Obstructive lung diseases (like COPD or asthma) tell a different story. Air gets trapped because the airways narrow, so residual volume increases. After fully exhaling, a person with obstructive disease still has an abnormally large amount of air lingering in the lungs. Total lung capacity may actually be normal or even elevated, but the ratio of how much air you can force out in one second compared to your total exhale (FEV1/FVC ratio) drops below normal. In healthy adults, that ratio sits around 70% to 80%.
This is why the volume-versus-capacity distinction isn’t just academic. A single volume like residual volume going up while a capacity like vital capacity goes down creates a recognizable diagnostic fingerprint.
How These Measurements Are Taken
Most lung volumes can be measured directly with spirometry, a test where you breathe into a mouthpiece connected to a sensor.
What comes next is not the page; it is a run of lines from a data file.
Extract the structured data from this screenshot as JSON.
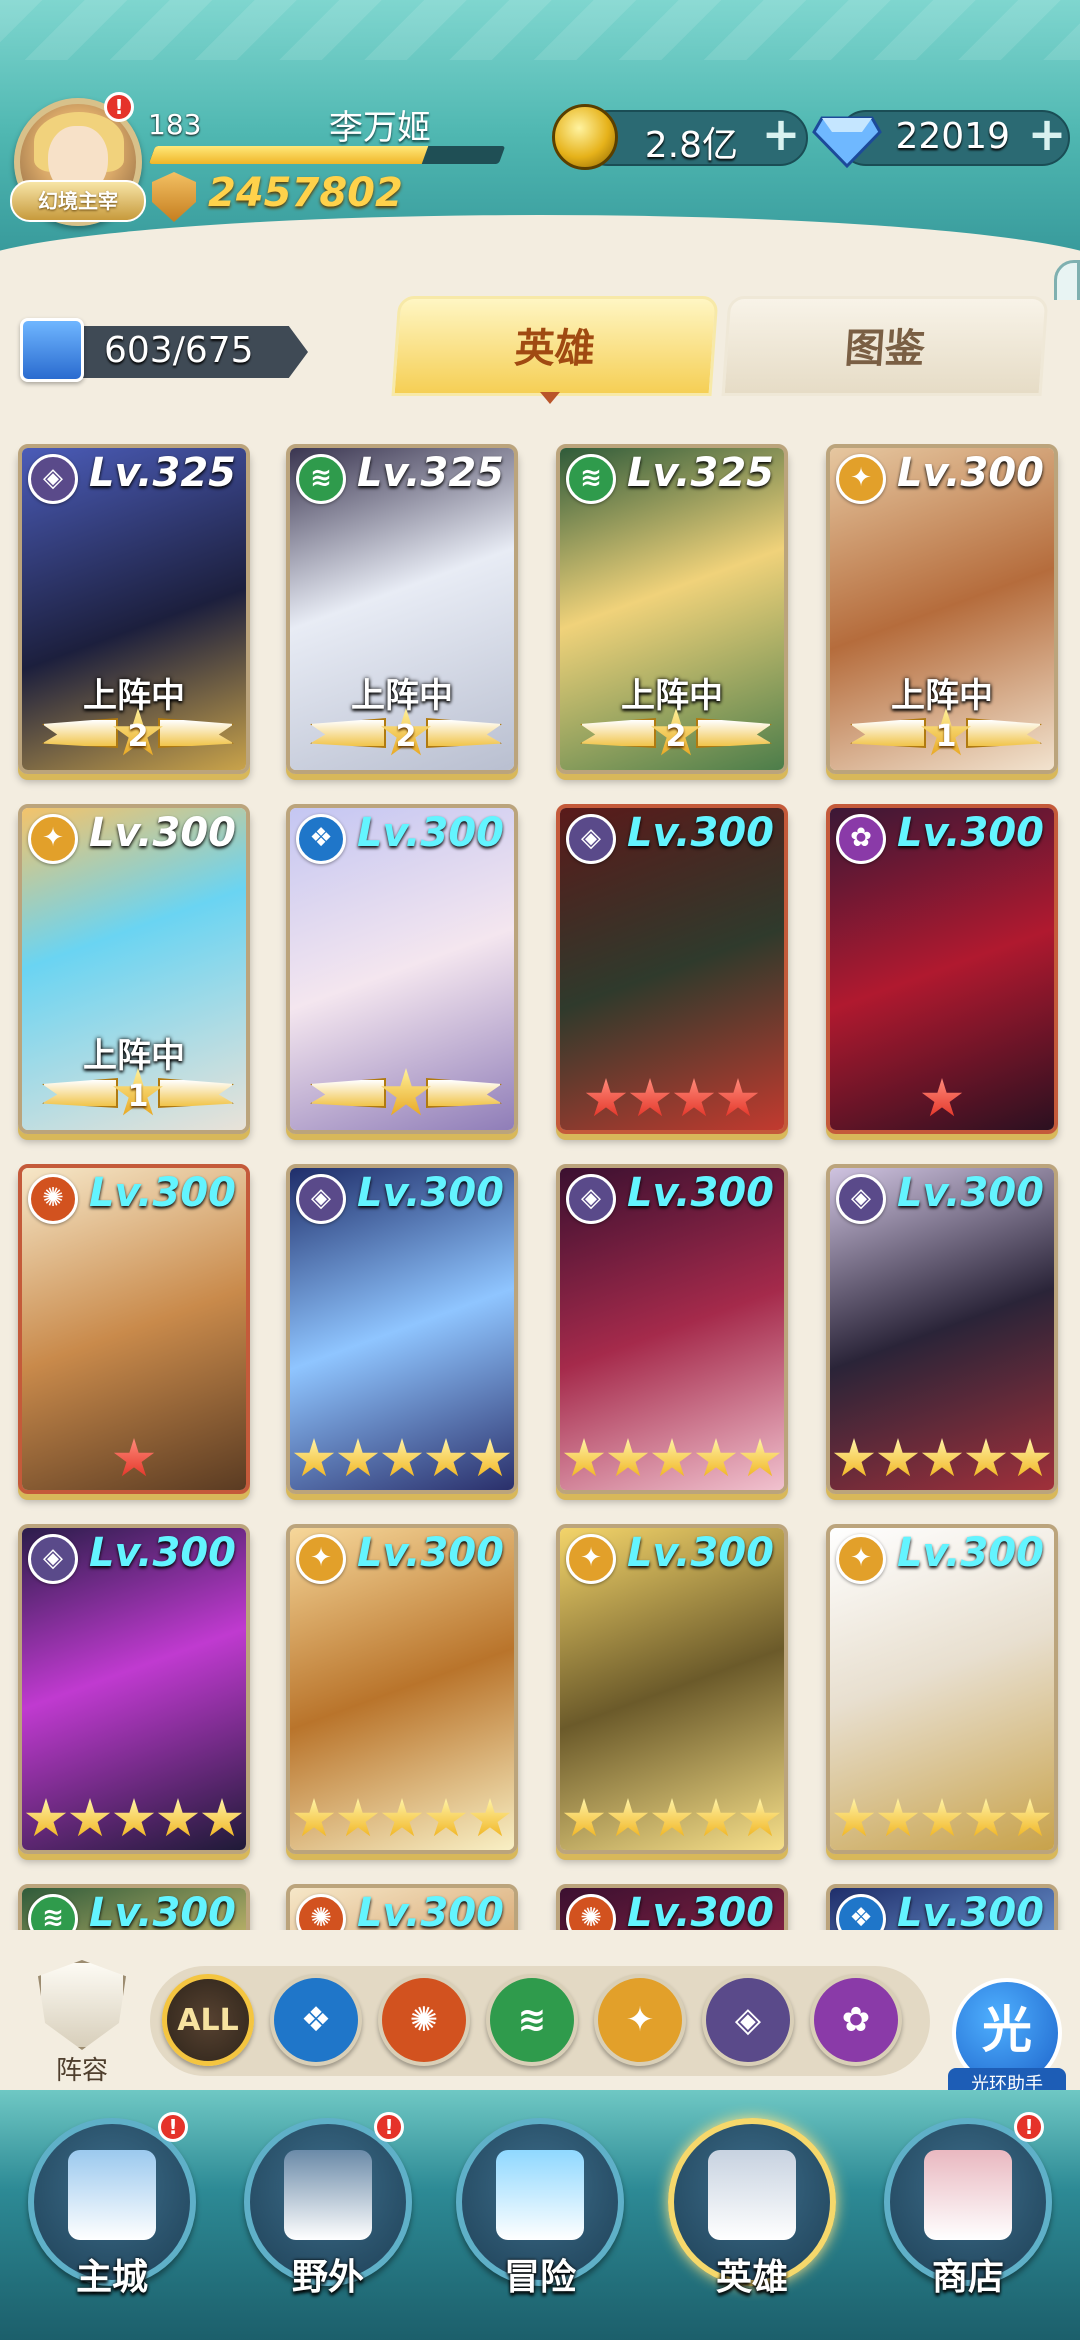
{
  "player": {
    "level": "183",
    "name": "李万姬",
    "badge": "幻境主宰",
    "power": "2457802",
    "xp_fraction": 0.78,
    "alert": "!"
  },
  "resources": {
    "gold": "2.8亿",
    "gems": "22019",
    "plus": "+"
  },
  "collection": {
    "count": "603/675"
  },
  "tabs": [
    {
      "label": "英雄",
      "active": true
    },
    {
      "label": "图鉴",
      "active": false
    }
  ],
  "deploy_label": "上阵中",
  "heroes": [
    {
      "element": "dark",
      "level": "Lv.325",
      "deployed": true,
      "rank": "2",
      "stars": 0,
      "star_color": "gold",
      "art": "anubis"
    },
    {
      "element": "wind",
      "level": "Lv.325",
      "deployed": true,
      "rank": "2",
      "stars": 0,
      "star_color": "gold",
      "art": "white"
    },
    {
      "element": "wind",
      "level": "Lv.325",
      "deployed": true,
      "rank": "2",
      "stars": 0,
      "star_color": "gold",
      "art": "green"
    },
    {
      "element": "light",
      "level": "Lv.300",
      "deployed": true,
      "rank": "1",
      "stars": 0,
      "star_color": "gold",
      "art": "monkey"
    },
    {
      "element": "light",
      "level": "Lv.300",
      "deployed": true,
      "rank": "1",
      "stars": 0,
      "star_color": "gold",
      "art": "blue"
    },
    {
      "element": "water",
      "level": "Lv.300",
      "deployed": false,
      "rank": "",
      "stars": 1,
      "star_color": "gold",
      "wing": true,
      "art": "lady"
    },
    {
      "element": "dark",
      "level": "Lv.300",
      "deployed": false,
      "rank": "",
      "stars": 4,
      "star_color": "red",
      "art": "skull"
    },
    {
      "element": "chaos",
      "level": "Lv.300",
      "deployed": false,
      "rank": "",
      "stars": 1,
      "star_color": "red",
      "art": "crimson"
    },
    {
      "element": "fire",
      "level": "Lv.300",
      "deployed": false,
      "rank": "",
      "stars": 1,
      "star_color": "red",
      "art": "goat"
    },
    {
      "element": "dark",
      "level": "Lv.300",
      "deployed": false,
      "rank": "",
      "stars": 5,
      "star_color": "gold",
      "art": "ghost"
    },
    {
      "element": "dark",
      "level": "Lv.300",
      "deployed": false,
      "rank": "",
      "stars": 5,
      "star_color": "gold",
      "art": "demon"
    },
    {
      "element": "dark",
      "level": "Lv.300",
      "deployed": false,
      "rank": "",
      "stars": 5,
      "star_color": "gold",
      "art": "ninja"
    },
    {
      "element": "dark",
      "level": "Lv.300",
      "deployed": false,
      "rank": "",
      "stars": 5,
      "star_color": "gold",
      "art": "purple"
    },
    {
      "element": "light",
      "level": "Lv.300",
      "deployed": false,
      "rank": "",
      "stars": 5,
      "star_color": "gold",
      "art": "twins"
    },
    {
      "element": "light",
      "level": "Lv.300",
      "deployed": false,
      "rank": "",
      "stars": 5,
      "star_color": "gold",
      "art": "yellow"
    },
    {
      "element": "light",
      "level": "Lv.300",
      "deployed": false,
      "rank": "",
      "stars": 5,
      "star_color": "gold",
      "art": "hood"
    },
    {
      "element": "wind",
      "level": "Lv.300",
      "deployed": false,
      "rank": "",
      "stars": 0,
      "star_color": "gold",
      "art": "green"
    },
    {
      "element": "fire",
      "level": "Lv.300",
      "deployed": false,
      "rank": "",
      "stars": 0,
      "star_color": "gold",
      "art": "goat"
    },
    {
      "element": "fire",
      "level": "Lv.300",
      "deployed": false,
      "rank": "",
      "stars": 0,
      "star_color": "gold",
      "art": "demon"
    },
    {
      "element": "water",
      "level": "Lv.300",
      "deployed": false,
      "rank": "",
      "stars": 0,
      "star_color": "gold",
      "art": "ghost"
    }
  ],
  "element_colors": {
    "dark": "#5a4a8a",
    "wind": "#2f9b4c",
    "light": "#e2a02a",
    "water": "#1f76c9",
    "fire": "#d2521f",
    "chaos": "#8a3aa8"
  },
  "element_glyphs": {
    "dark": "◈",
    "wind": "≋",
    "light": "✦",
    "water": "❖",
    "fire": "✺",
    "chaos": "✿"
  },
  "filters": [
    {
      "id": "all",
      "label": "ALL"
    },
    {
      "id": "water",
      "label": "❖"
    },
    {
      "id": "fire",
      "label": "✺"
    },
    {
      "id": "wind",
      "label": "≋"
    },
    {
      "id": "light",
      "label": "✦"
    },
    {
      "id": "dark",
      "label": "◈"
    },
    {
      "id": "chaos",
      "label": "✿"
    }
  ],
  "formation_label": "阵容",
  "helper": {
    "glyph": "光",
    "label": "光环助手"
  },
  "nav": [
    {
      "label": "主城",
      "alert": true,
      "icon": "castle-icon",
      "active": false
    },
    {
      "label": "野外",
      "alert": true,
      "icon": "portal-icon",
      "active": false
    },
    {
      "label": "冒险",
      "alert": false,
      "icon": "sword-icon",
      "active": false
    },
    {
      "label": "英雄",
      "alert": false,
      "icon": "knight-helmet-icon",
      "active": true
    },
    {
      "label": "商店",
      "alert": true,
      "icon": "shop-icon",
      "active": false
    }
  ]
}
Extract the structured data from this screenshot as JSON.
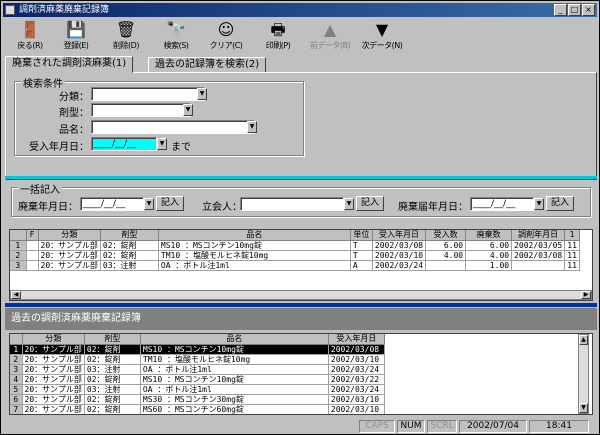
{
  "window": {
    "title": "調剤済麻薬廃棄記録簿"
  },
  "toolbar": [
    {
      "id": "back",
      "label": "戻る(R)",
      "icon": "door-icon",
      "glyph": "🚪"
    },
    {
      "id": "register",
      "label": "登録(E)",
      "icon": "floppy-icon",
      "glyph": "💾"
    },
    {
      "id": "delete",
      "label": "削除(D)",
      "icon": "trash-icon",
      "glyph": "🗑"
    },
    {
      "id": "search",
      "label": "検索(S)",
      "icon": "binoculars-icon",
      "glyph": "🔭"
    },
    {
      "id": "clear",
      "label": "クリア(C)",
      "icon": "smiley-icon",
      "glyph": "☺"
    },
    {
      "id": "print",
      "label": "印刷(P)",
      "icon": "printer-icon",
      "glyph": "🖶"
    },
    {
      "id": "prev",
      "label": "前データ(B)",
      "icon": "up-arrow-icon",
      "glyph": "▲",
      "disabled": true
    },
    {
      "id": "next",
      "label": "次データ(N)",
      "icon": "down-arrow-icon",
      "glyph": "▼"
    }
  ],
  "tabs": [
    "廃棄された調剤済麻薬(1)",
    "過去の記録簿を検索(2)"
  ],
  "search": {
    "group_label": "検索条件",
    "category_label": "分類：",
    "form_label": "剤型：",
    "name_label": "品名：",
    "date_label": "受入年月日：",
    "date_value": "____/__/__",
    "until": "まで"
  },
  "bulk": {
    "group_label": "一括記入",
    "disposal_label": "廃棄年月日：",
    "disposal_value": "____/__/__",
    "fill_label": "記入",
    "witness_label": "立会人：",
    "report_label": "廃棄届年月日：",
    "report_value": "____/__/__"
  },
  "grid1": {
    "headers": [
      "",
      "F",
      "分類",
      "剤型",
      "品名",
      "単位",
      "受入年月日",
      "受入数",
      "廃棄数",
      "調剤年月日",
      "1"
    ],
    "rows": [
      [
        "1",
        "",
        "20：サンプル部",
        "02：錠剤",
        "MS10  ：MSコンチン10mg錠",
        "T",
        "2002/03/08",
        "6.00",
        "6.00",
        "2002/03/05",
        "11"
      ],
      [
        "2",
        "",
        "20：サンプル部",
        "02：錠剤",
        "TM10  ：塩酸モルヒネ錠10mg",
        "T",
        "2002/03/10",
        "4.00",
        "4.00",
        "2002/03/08",
        "11"
      ],
      [
        "3",
        "",
        "20：サンプル部",
        "03：注射",
        "OA    ：ボトル注1ml",
        "A",
        "2002/03/24",
        "",
        "1.00",
        "",
        "11"
      ]
    ]
  },
  "section2": {
    "title": "過去の調剤済麻薬廃棄記録簿"
  },
  "grid2": {
    "headers": [
      "",
      "分類",
      "剤型",
      "品名",
      "受入年月日"
    ],
    "rows": [
      [
        "1",
        "20：サンプル部",
        "02：錠剤",
        "MS10  ：MSコンチン10mg錠",
        "2002/03/08"
      ],
      [
        "2",
        "20：サンプル部",
        "02：錠剤",
        "TM10  ：塩酸モルヒネ錠10mg",
        "2002/03/10"
      ],
      [
        "3",
        "20：サンプル部",
        "03：注射",
        "OA    ：ボトル注1ml",
        "2002/03/24"
      ],
      [
        "4",
        "20：サンプル部",
        "02：錠剤",
        "MS10  ：MSコンチン10mg錠",
        "2002/03/22"
      ],
      [
        "5",
        "20：サンプル部",
        "03：注射",
        "OA    ：ボトル注1ml",
        "2002/03/24"
      ],
      [
        "6",
        "20：サンプル部",
        "02：錠剤",
        "MS30  ：MSコンチン30mg錠",
        "2002/03/10"
      ],
      [
        "7",
        "20：サンプル部",
        "02：錠剤",
        "MS60  ：MSコンチン60mg錠",
        "2002/03/10"
      ]
    ]
  },
  "status": {
    "caps": "CAPS",
    "num": "NUM",
    "scrl": "SCRL",
    "date": "2002/07/04",
    "time": "18:41"
  }
}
You breathe normally, then inhale as deeply as possible, then exhale as hard and completely as you can. The device records airflow and calculates tidal volume, inspiratory reserve volume, and expiratory reserve volume from the tracings.
Residual volume is the exception. Because it’s the air that never leaves your lungs, no amount of blowing into a tube can measure it directly. Instead, clinicians use indirect techniques: a helium dilution test (you breathe a known concentration of helium and the dilution reveals the hidden volume), a nitrogen washout test (you breathe pure oxygen until all the nitrogen is flushed out, and the amount of nitrogen collected reveals the starting volume), or body plethysmography (you sit in an airtight booth and pressure changes as you breathe reveal the trapped air volume).
Once residual volume is known, every capacity can be calculated. Functional residual capacity comes from measuring it directly with one of those three methods, and then residual volume equals FRC minus expiratory reserve volume. Total lung capacity is then residual volume plus vital capacity.
Factors That Affect Lung Volumes and Capacities
Body size is the strongest predictor of lung measurements. Taller people have larger lungs, which means larger volumes across the board and higher capacities. Sex also plays a role: men’s tracheas are about 29% larger in cross-sectional area, and their central airways are 14% to 31% larger than women’s even when matched for lung size. Every prediction equation used to set “normal” ranges includes sex as a factor, though some researchers argue that overall body size, rather than sex itself, is the real driver behind those differences.
Age matters too. Lung elasticity decreases over time, which tends to increase residual volume (more air gets trapped) while reducing vital capacity. The net effect is that total lung capacity stays relatively stable with age, but the proportion of usable versus trapped air shifts.
Volume and Capacity in the Heart
The same volume-versus-capacity logic applies to cardiac function, though the terminology is less formally split. The heart’s ventricles fill with blood between beats, reaching an end-diastolic volume (the total blood in the chamber just before it contracts). Not all of that blood gets pumped out. The amount remaining after contraction is the end-systolic volume. The difference between these two, the blood actually ejected per beat, is the stroke volume.
Ejection fraction captures this relationship as a percentage: stroke volume divided by end-diastolic volume. A normal ejection fraction is 55% to 65%. When it drops to 40% or below, the heart isn’t pumping efficiently enough and the condition is classified as heart failure with reduced ejection fraction. When ejection fraction stays at 50% or above but the heart still can’t fill properly, that’s heart failure with preserved ejection fraction. Here, the chamber’s capacity (how much it can hold) is the limiting factor rather than its pumping strength.